The movie also talks about ‘second colonization’ and makes overt reference to the Leftist takeover of the intellectual space in India. It does not take much to recognize this effect but being a former student of JNU certainly helps understand this subversion. Within a few years of Shastri’s death, in 1969, the Indian National Congress of A. O. Hume, Dadabhai Nauroji, Tilak , and Gandhiji was split owing to its internal power struggles and contradictions. Already the Prime Minister of India, Indira Gandhi was 45 seats short of a majority in the Lok Sabha. She turned to the Communist Party of India (CPI) for support. The communists were too eager to oblige — but not without a price. Under this “support” plan, an openly Leftist historian and academic was made the Education Minister of India in 1971. Nurul Hasan’s policies ensured a Leftist stranglehold over the JNU faculty that it is yet to overcome. This same policy was executed in all educational institutions throughout the nation.
A reference to KGB archivist Vasili Mitrokhin to give an idea of Russian involvement in India is the key component of the movie plot. But Agnigotri may have to make another movie to do justice to the Mitrokhin Files. However, the Metrokihn Files reference backs up many of the claims made by the former KGB spy Yuri Bezmenov.
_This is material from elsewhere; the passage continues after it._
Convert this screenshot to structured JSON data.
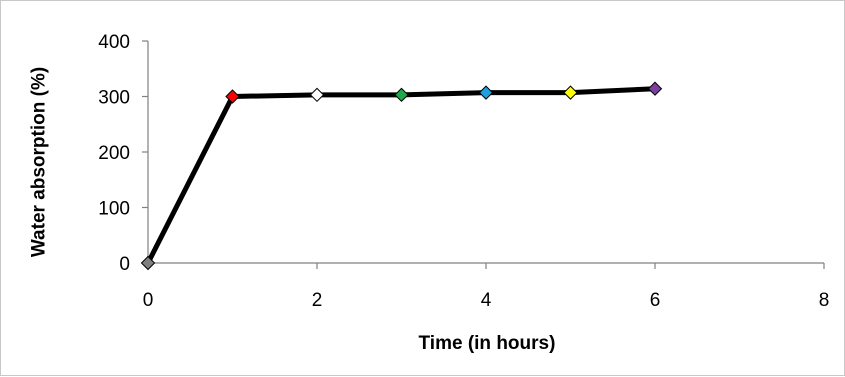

Bezmenov famously uses the word ‘useful idiots’ to describe the ‘intellectuals’ who were doped by the KGB without much pretense to it.
The movie also makes a brief reference to Netaji Sabhas Chandra Bose. PM Shastri wanted to set up an inquiry to look into the disappearance of Netaji. A Congress functionary had told this to the Khosala Commission. The Commission was set up to investigate the mysterious death of Netaji. Shastriji is said (by his son Sunil Shastri) to have met Netaji in Tashkent and he wanted to ‘speak’ to the people of India upon his return. The very thought that the two most intriguing deaths of modern India may have some connection is a reason enough to give anyone Goosebumps.
The story of Shastri is more important for the millennials. Already two generations of Indians have grown up without knowing much about leaders beyond Gandhi-Nehru dynasty. Towering leaders like Tilak, Savarkar, Bose, Patel, Ambedkar, Shastri, Rajgopalachari, etc., have been relegated into virtual oblivion. As D.K, one of the moviegoers at the local cineplex in Chicago suburb of South Barrington told me: “Vivek Agnihotri does a remarkable job in bringing to the fore not just the death of a Prime Minister of a nascent Republic but also his memory and his life back in the consciousness of the Indian nation almost 53 years after his death.” His seldom known role as an economic reformer (he discontinued the socialist policies of Nehru) and a catalyst to India’s Green Revolution finds mention in the film. Despite being killed twice, as the film rightly proclaims, Vivek’s new venture ensures that Shastri’s legacy lives on, notwithstanding the unresolved mystery of his death.